Die Erschließung der Ruinen sowie die Erhaltungs- und dauernden
Pflegemaßnahmen von Architekturteilen und aufgedeckten Objekten sind zu
gewährleisten. Darüber hinaus werden alle Initiativen ergriffen werden, um
ein leichteres Verständnis der aufgedeckten Denkmäler zu ermöglichen, ohne
dass deshalb ihrer Bedeutung jemals Abbruch getan wird.
Jede Rekonstruktionsarbeit soll jedoch von vornherein ausgeschlossen sein.
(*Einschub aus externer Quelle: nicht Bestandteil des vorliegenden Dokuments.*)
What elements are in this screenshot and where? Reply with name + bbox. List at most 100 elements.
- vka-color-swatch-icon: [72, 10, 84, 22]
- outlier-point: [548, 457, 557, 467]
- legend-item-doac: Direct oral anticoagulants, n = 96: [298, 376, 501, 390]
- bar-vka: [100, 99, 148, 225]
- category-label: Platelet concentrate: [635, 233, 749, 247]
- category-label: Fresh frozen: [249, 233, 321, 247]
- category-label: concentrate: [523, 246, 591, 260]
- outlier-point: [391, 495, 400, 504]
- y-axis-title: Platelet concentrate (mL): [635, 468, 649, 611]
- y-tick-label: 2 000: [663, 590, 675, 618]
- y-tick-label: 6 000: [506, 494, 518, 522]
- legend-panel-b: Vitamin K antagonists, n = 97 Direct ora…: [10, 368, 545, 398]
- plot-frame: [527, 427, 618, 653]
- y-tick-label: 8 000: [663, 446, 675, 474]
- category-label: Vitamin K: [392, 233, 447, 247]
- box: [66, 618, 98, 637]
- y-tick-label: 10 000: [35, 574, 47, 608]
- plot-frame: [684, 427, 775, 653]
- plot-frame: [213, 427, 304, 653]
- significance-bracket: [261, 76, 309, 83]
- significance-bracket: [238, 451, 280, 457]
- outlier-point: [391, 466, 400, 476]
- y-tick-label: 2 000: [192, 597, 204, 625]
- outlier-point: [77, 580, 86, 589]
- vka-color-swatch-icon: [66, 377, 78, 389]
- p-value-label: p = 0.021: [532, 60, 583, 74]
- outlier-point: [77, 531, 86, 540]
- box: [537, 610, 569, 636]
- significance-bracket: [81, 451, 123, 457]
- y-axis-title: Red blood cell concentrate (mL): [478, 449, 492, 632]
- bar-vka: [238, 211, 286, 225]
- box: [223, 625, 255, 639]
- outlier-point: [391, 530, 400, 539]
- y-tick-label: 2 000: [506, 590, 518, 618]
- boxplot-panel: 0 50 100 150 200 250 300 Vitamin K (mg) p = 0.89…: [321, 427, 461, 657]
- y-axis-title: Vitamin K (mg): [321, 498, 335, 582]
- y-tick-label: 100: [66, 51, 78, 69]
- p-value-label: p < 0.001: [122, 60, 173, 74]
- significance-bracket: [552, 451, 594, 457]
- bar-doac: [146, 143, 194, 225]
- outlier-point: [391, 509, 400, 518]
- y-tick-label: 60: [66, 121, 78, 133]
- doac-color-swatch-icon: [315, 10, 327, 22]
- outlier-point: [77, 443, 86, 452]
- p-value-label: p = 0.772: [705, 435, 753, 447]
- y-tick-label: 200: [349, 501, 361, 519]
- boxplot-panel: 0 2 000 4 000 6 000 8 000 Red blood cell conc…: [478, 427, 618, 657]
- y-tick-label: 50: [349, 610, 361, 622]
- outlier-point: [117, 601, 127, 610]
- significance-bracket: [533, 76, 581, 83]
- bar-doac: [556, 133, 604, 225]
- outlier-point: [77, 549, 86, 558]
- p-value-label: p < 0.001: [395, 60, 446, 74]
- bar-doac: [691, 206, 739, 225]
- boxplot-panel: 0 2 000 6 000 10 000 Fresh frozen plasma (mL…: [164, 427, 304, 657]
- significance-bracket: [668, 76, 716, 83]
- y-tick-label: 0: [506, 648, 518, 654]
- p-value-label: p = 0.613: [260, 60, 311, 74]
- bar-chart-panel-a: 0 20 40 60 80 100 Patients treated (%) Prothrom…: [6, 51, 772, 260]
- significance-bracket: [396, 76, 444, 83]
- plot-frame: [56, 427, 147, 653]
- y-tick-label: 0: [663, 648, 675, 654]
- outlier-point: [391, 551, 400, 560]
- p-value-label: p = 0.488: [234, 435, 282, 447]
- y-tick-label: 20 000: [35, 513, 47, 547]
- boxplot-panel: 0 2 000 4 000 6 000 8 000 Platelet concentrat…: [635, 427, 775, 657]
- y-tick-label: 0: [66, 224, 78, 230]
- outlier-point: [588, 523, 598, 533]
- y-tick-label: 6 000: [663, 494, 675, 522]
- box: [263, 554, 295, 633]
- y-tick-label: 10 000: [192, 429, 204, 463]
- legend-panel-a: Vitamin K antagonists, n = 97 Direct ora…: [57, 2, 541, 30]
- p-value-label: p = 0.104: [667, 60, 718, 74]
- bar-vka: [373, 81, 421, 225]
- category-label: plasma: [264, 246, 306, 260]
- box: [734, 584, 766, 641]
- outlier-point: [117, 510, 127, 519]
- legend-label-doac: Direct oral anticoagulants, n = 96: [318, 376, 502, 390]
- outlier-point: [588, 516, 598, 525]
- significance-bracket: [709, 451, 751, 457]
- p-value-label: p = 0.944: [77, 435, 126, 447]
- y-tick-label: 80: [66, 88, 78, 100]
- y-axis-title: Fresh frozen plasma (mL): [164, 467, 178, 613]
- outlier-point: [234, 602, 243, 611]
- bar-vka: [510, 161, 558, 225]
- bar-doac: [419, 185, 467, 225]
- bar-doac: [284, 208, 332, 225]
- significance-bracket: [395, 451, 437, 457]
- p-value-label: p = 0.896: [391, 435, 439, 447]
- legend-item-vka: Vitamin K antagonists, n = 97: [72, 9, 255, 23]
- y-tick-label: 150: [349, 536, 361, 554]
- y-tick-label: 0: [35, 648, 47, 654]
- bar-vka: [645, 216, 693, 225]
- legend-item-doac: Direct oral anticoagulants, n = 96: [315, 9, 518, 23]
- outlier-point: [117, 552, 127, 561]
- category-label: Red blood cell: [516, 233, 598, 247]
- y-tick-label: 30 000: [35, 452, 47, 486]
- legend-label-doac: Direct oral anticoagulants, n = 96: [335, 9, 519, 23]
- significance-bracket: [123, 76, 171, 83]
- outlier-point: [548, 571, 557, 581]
Nur die Anastylose kann ins Auge gefasst werden, das heißt eine neuerliche
Zusammenfügung von aus dem Zusammenhang gelösten Bestandteilen. Teile, die
zur Integration solcher Elemente nötig sind - sie sind auf das Minimum zu
beschränken, welches die Erhaltung des Denkmales und die Kontinuität
seiner Formen gewährleistet -, werden immer als solche erkennbar zu
gestalten sein.
Dokumentation und Veröffentlichung
Art. 16.
Die Erhaltungs-, Restaurierungs- und Grabungsarbeiten werden stets mit der
Erstellung einer exakten Dokumentation Hand in Hand zu gehen haben. Diese
Dokumentation wird Berichte über Untersuchungen, Beurteilungen und
Illustrationen in Form von Zeichnungen und Lichtbildern umfassen. Alle
Abschnitte der Arbeit für die Freilegung, die Bestandssicherung, die
Zusammenfügung und Integration sowie alle im Zuge der Arbeiten
festgestellten technischen und formalen Einzelheiten werden zu verzeichnen
sein. Diese Dokumentation wird in Archiven einer öffentlichen Organisation
hinterlegt und den Forschern zur Verfügung gestellt werden. Eine
Veröffentlichung dieses Materials wird empfohlen.